Airbag incorporé sur le casque de l'utilisateur
[010] Un autre système appartenant à l'état de la technique est divulgué dans le document de Brevet n° EP 1 797 782 qui décrit l'utilisation d'un airbag incorporé à l'arrière d'un casque porté par le conducteur d'un véhicule à deux roues.
[011] Ce système de protection est composé de moyens de détection d'un accident et de moyens de protection de l'utilisateur. Les moyens de protection sont positionnés dans d'une coque située sur la partie arrière du casque. Cette coque comporte un airbag de protection cervicale et dorsale, un générateur de gaz à déclenchement pyrotechnique et un module d'activation du générateur de gaz. Les moyens de détection d'un accident comportent un boîtier électronique de détection intégrant des capteurs, une électronique de traitement du signal et de détection d'un choc ainsi qu'un système de pilotage sans fil de l'airbag. Ce boîtier électronique de détection est positionné par l'utilisateur sous la selle du véhicule par l'intermédiaire d'un adhésif, tandis qu'un autre boîtier de réception, fixé à proximité de l'airbag, transmet la commande d'activation et de gonflement de l'airbag.
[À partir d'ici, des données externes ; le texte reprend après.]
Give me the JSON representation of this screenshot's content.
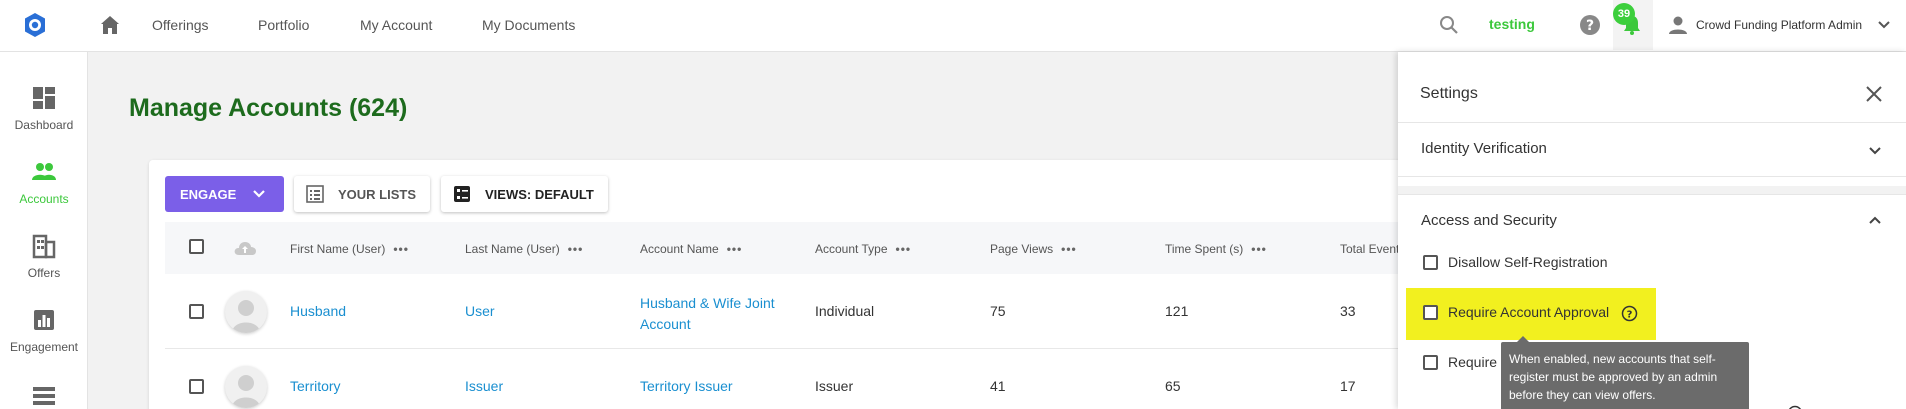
{
  "topbar": {
    "logo_icon": "app-logo-icon",
    "nav": [
      "Offerings",
      "Portfolio",
      "My Account",
      "My Documents"
    ],
    "env_label": "testing",
    "notification_count": "39",
    "account_name": "Crowd Funding Platform Admin"
  },
  "sidebar": {
    "items": [
      {
        "label": "Dashboard",
        "icon": "dashboard-icon"
      },
      {
        "label": "Accounts",
        "icon": "people-icon",
        "active": true
      },
      {
        "label": "Offers",
        "icon": "building-icon"
      },
      {
        "label": "Engagement",
        "icon": "chart-icon"
      }
    ]
  },
  "main": {
    "title": "Manage Accounts (624)",
    "toolbar": {
      "engage": "ENGAGE",
      "lists": "YOUR LISTS",
      "views": "VIEWS: DEFAULT"
    },
    "columns": [
      "First Name (User)",
      "Last Name (User)",
      "Account Name",
      "Account Type",
      "Page Views",
      "Time Spent (s)",
      "Total Events"
    ],
    "column_menu": "•••",
    "rows": [
      {
        "first": "Husband",
        "last": "User",
        "account_line1": "Husband & Wife Joint",
        "account_line2": "Account",
        "type": "Individual",
        "views": "75",
        "time": "121",
        "events": "33"
      },
      {
        "first": "Territory",
        "last": "Issuer",
        "account_line1": "Territory Issuer",
        "account_line2": "",
        "type": "Issuer",
        "views": "41",
        "time": "65",
        "events": "17"
      }
    ]
  },
  "settings": {
    "title": "Settings",
    "sections": [
      "Identity Verification",
      "Access and Security"
    ],
    "options": [
      "Disallow Self-Registration",
      "Require Account Approval",
      "Require M"
    ],
    "tooltip": "When enabled, new accounts that self-register must be approved by an admin before they can view offers."
  },
  "colors": {
    "accent_green": "#3cc83c",
    "title_green": "#1d6b1d",
    "engage_purple": "#7b5fe8",
    "link_blue": "#1a8fd0",
    "highlight_yellow": "#f2f01f"
  }
}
[012] Ce dispositif présente également des inconvénients. Notamment, l'incorporation de l'ensemble des éléments dans une coque positionnée à l'arrière du casque implique des contraintes d'espace qui ont pour effet de limiter les performances du dispositif. En effet, le générateur de gaz présente des dimensions réduites qui ne permettent de gonfler qu'un airbag de petite taille. Dès lors, l'airbag ne protège que les cervicales et la partie dorsale de l'utilisateur, ce qui ne couvre qu'une portion limitée des zones anatomiques susceptibles d'être touchées lors d'un accident.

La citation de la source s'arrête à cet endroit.